Bukan hanya Pakde, ada juga Bude Rin istri Pakde dan Bude Inez yang ikut membawa Ibu ke rumah sakit. Mereka orang-orang yang berperan penting untuk Ibu. Mereka selalu ada disaat Ibu senang walaupun susah, selain karena rumah mereka yang berdekatan. Selayaknya seorang kakak yang sayang kepada adiknya. Begitu tulus.

Di dalam mobil begitu sunyi sepi, tidak ada suara selain deruan napas yang terdengar. Tidak ada pembicaraan panjang hanya saling sapa basa-basi menanyai kesehatan. Lirikan haru berkaca-kaca berfokus pada satu, tubuh Ibu yang sudah sangat menyusut dengan tatapan mata yang kosong. Sesekali Ibu tersenyum. Bibirnya yang tak lagi normal karena penyakit membuatnya jadi miring ke kiri, tapi senyuman itu terlihat indah yang tidak akan pernah Rea lupa.

Pakde memberhentikan mobil langsung di depan ruangan IGD rumah sakit lalu turun lebih dulu untuk menggendong ibu masuk ke ruang IGD. Betapa indahnya melihat kasih sayang seorang abang kepada adiknya. Diusia yang tidak lagi muda dimana tenaga tersisa tidak begitu banyak, Pakde menutupi kelemahannya demi kesembuhan adik tercinta. Rea sering mendengar cerita Ibu tentang kebaikan abang tertuanya itu, secara financial Pakde juga sering membantu. Bahkan Ibu masih menyimpan jam tangan Seiko pemberian Pakde disaat Ibu masih duduk di bangku sekolah, Ibu mengklaim bahwa ia lah adik kesayangan.

Sebelum disetujui untuk dirawat, barang-barang keperluan Ibu tidak diturunkan.

Setelah membaringkan Ibu di ranjang, Pakde bergegas pergi untuk memarkirkan mobil di tempat semestinya. Hingga Pakde kembali tidak ada yang menggubris Ibu sama sekali padahal ada tiga orang yang sedang duduk santai di ruang IGD. Mungkin mereka menganggap tidak ada pasien. Seakan tidak peduli pada Ibu, hingga Pakde menghampiri mereka.

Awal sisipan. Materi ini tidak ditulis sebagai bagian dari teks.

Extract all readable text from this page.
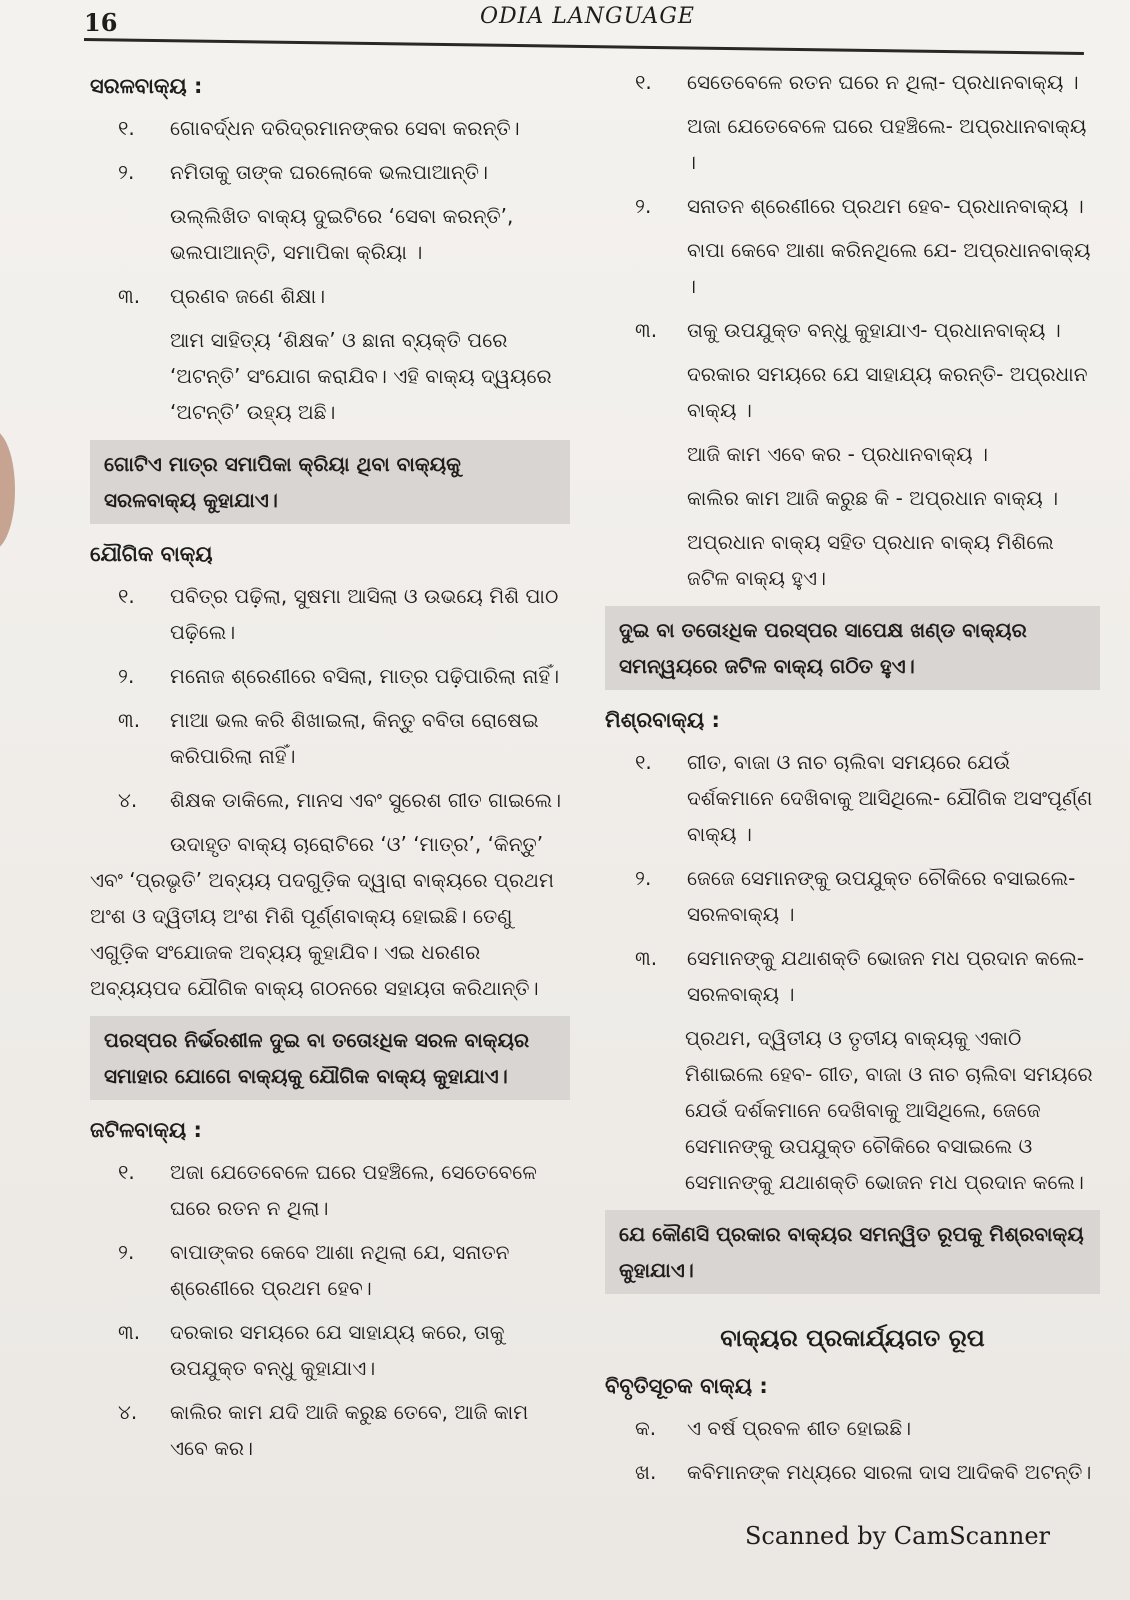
16	ODIA LANGUAGE
ସରଳବାକ୍ୟ :
୧.	ଗୋବର୍ଦ୍ଧନ ଦରିଦ୍ରମାନଙ୍କର ସେବା କରନ୍ତି।
୨.	ନମିତାକୁ ତାଙ୍କ ଘରଲୋକେ ଭଲପାଆନ୍ତି।
ଉଲ୍ଲିଖିତ ବାକ୍ୟ ଦୁଇଟିରେ ‘ସେବା କରନ୍ତି’, ଭଲପାଆନ୍ତି, ସମାପିକା କ୍ରିୟା ।
୩.	ପ୍ରଣବ ଜଣେ ଶିକ୍ଷା।
ଆମ ସାହିତ୍ୟ ‘ଶିକ୍ଷକ’ ଓ ଛାନା ବ୍ୟକ୍ତି ପରେ ‘ଅଟନ୍ତି’ ସଂଯୋଗ କରାଯିବ। ଏହି ବାକ୍ୟ ଦ୍ୱୟରେ ‘ଅଟନ୍ତି’ ଉହ୍ୟ ଅଛି।
ଗୋଟିଏ ମାତ୍ର ସମାପିକା କ୍ରିୟା ଥିବା ବାକ୍ୟକୁ ସରଳବାକ୍ୟ କୁହାଯାଏ।
ଯୌଗିକ ବାକ୍ୟ
୧.	ପବିତ୍ର ପଢ଼ିଲା, ସୁଷମା ଆସିଲା ଓ ଉଭୟେ ମିଶି ପାଠ ପଢ଼ିଲେ।
୨.	ମନୋଜ ଶ୍ରେଣୀରେ ବସିଲା, ମାତ୍ର ପଢ଼ିପାରିଲା ନାହିଁ।
୩.	ମାଆ ଭଲ କରି ଶିଖାଇଲା, କିନ୍ତୁ ବବିତା ରୋଷେଇ କରିପାରିଲା ନାହିଁ।
୪.	ଶିକ୍ଷକ ଡାକିଲେ, ମାନସ ଏବଂ ସୁରେଶ ଗୀତ ଗାଇଲେ।
ଉଦାହୃତ ବାକ୍ୟ ଚାରୋଟିରେ ‘ଓ’ ‘ମାତ୍ର’, ‘କିନ୍ତୁ’ ଏବଂ ‘ପ୍ରଭୃତି’ ଅବ୍ୟୟ ପଦଗୁଡ଼ିକ ଦ୍ୱାରା ବାକ୍ୟରେ ପ୍ରଥମ ଅଂଶ ଓ ଦ୍ୱିତୀୟ ଅଂଶ ମିଶି ପୂର୍ଣ୍ଣବାକ୍ୟ ହୋଇଛି। ତେଣୁ ଏଗୁଡ଼ିକ ସଂଯୋଜକ ଅବ୍ୟୟ କୁହାଯିବ। ଏଇ ଧରଣର ଅବ୍ୟୟପଦ ଯୌଗିକ ବାକ୍ୟ ଗଠନରେ ସହାୟତା କରିଥାନ୍ତି।
ପରସ୍ପର ନିର୍ଭରଶୀଳ ଦୁଇ ବା ତତୋଽଧିକ ସରଳ ବାକ୍ୟର ସମାହାର ଯୋଗେ ବାକ୍ୟକୁ ଯୌଗିକ ବାକ୍ୟ କୁହାଯାଏ।
ଜଟିଳବାକ୍ୟ :
୧.	ଅଜା ଯେତେବେଳେ ଘରେ ପହଞ୍ଚିଲେ, ସେତେବେଳେ ଘରେ ରତନ ନ ଥିଲା।
୨.	ବାପାଙ୍କର କେବେ ଆଶା ନଥିଲା ଯେ, ସନାତନ ଶ୍ରେଣୀରେ ପ୍ରଥମ ହେବ।
୩.	ଦରକାର ସମୟରେ ଯେ ସାହାଯ୍ୟ କରେ, ତାକୁ ଉପଯୁକ୍ତ ବନ୍ଧୁ କୁହାଯାଏ।
୪.	କାଲିର କାମ ଯଦି ଆଜି କରୁଛ ତେବେ, ଆଜି କାମ ଏବେ କର।
୧.	ସେତେବେଳେ ରତନ ଘରେ ନ ଥିଲା- ପ୍ରଧାନବାକ୍ୟ ।
ଅଜା ଯେତେବେଳେ ଘରେ ପହଞ୍ଚିଲେ- ଅପ୍ରଧାନବାକ୍ୟ ।
୨.	ସନାତନ ଶ୍ରେଣୀରେ ପ୍ରଥମ ହେବ- ପ୍ରଧାନବାକ୍ୟ ।
ବାପା କେବେ ଆଶା କରିନଥିଲେ ଯେ- ଅପ୍ରଧାନବାକ୍ୟ ।
୩.	ତାକୁ ଉପଯୁକ୍ତ ବନ୍ଧୁ କୁହାଯାଏ- ପ୍ରଧାନବାକ୍ୟ ।
ଦରକାର ସମୟରେ ଯେ ସାହାଯ୍ୟ କରନ୍ତି- ଅପ୍ରଧାନ ବାକ୍ୟ ।
ଆଜି କାମ ଏବେ କର - ପ୍ରଧାନବାକ୍ୟ ।
କାଲିର କାମ ଆଜି କରୁଛ କି - ଅପ୍ରଧାନ ବାକ୍ୟ ।
ଅପ୍ରଧାନ ବାକ୍ୟ ସହିତ ପ୍ରଧାନ ବାକ୍ୟ ମିଶିଲେ ଜଟିଳ ବାକ୍ୟ ହୁଏ।
ଦୁଇ ବା ତତୋଽଧିକ ପରସ୍ପର ସାପେକ୍ଷ ଖଣ୍ଡ ବାକ୍ୟର ସମନ୍ୱୟରେ ଜଟିଳ ବାକ୍ୟ ଗଠିତ ହୁଏ।
ମିଶ୍ରବାକ୍ୟ :
୧.	ଗୀତ, ବାଜା ଓ ନାଚ ଚାଲିବା ସମୟରେ ଯେଉଁ ଦର୍ଶକମାନେ ଦେଖିବାକୁ ଆସିଥିଲେ- ଯୌଗିକ ଅସଂପୂର୍ଣ୍ଣ ବାକ୍ୟ ।
୨.	ଜେଜେ ସେମାନଙ୍କୁ ଉପଯୁକ୍ତ ଚୌକିରେ ବସାଇଲେ- ସରଳବାକ୍ୟ ।
୩.	ସେମାନଙ୍କୁ ଯଥାଶକ୍ତି ଭୋଜନ ମଧ ପ୍ରଦାନ କଲେ- ସରଳବାକ୍ୟ ।
ପ୍ରଥମ, ଦ୍ୱିତୀୟ ଓ ତୃତୀୟ ବାକ୍ୟକୁ ଏକାଠି ମିଶାଇଲେ ହେବ- ଗୀତ, ବାଜା ଓ ନାଚ ଚାଲିବା ସମୟରେ ଯେଉଁ ଦର୍ଶକମାନେ ଦେଖିବାକୁ ଆସିଥିଲେ, ଜେଜେ ସେମାନଙ୍କୁ ଉପଯୁକ୍ତ ଚୌକିରେ ବସାଇଲେ ଓ ସେମାନଙ୍କୁ ଯଥାଶକ୍ତି ଭୋଜନ ମଧ ପ୍ରଦାନ କଲେ।
ଯେ କୌଣସି ପ୍ରକାର ବାକ୍ୟର ସମନ୍ୱିତ ରୂପକୁ ମିଶ୍ରବାକ୍ୟ କୁହାଯାଏ।
ବାକ୍ୟର ପ୍ରକାର୍ଯ୍ୟଗତ ରୂପ
ବିବୃତିସୂଚକ ବାକ୍ୟ :
କ.	ଏ ବର୍ଷ ପ୍ରବଳ ଶୀତ ହୋଇଛି।
ଖ.	କବିମାନଙ୍କ ମଧ୍ୟରେ ସାରଳା ଦାସ ଆଦିକବି ଅଟନ୍ତି।
Scanned by CamScanner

“Permisi. Bisa tolong dicek adik saya,” ucap Pakde dengan lembut.

Pakde tampak sedikit memuncak terbukti dari sorot matanya yang tajam dengan mata yang memerah. Apalagi dalam keluarga Rea memiliki riwayat darah tinggi. Pakde berusaha mengotrol emosinya agar tidak terjadi keributan.

“Ada rujukan Pak?”

“Tidak ada.”

“Untuk pasien yang sedang tidak dalam keadaan darurat biasa harus menggunakan surat rujukan Pak tapi sebentar saya periksa.”

“Silahkan.”

“Sebelumnya ada riwayat penyakit apa?”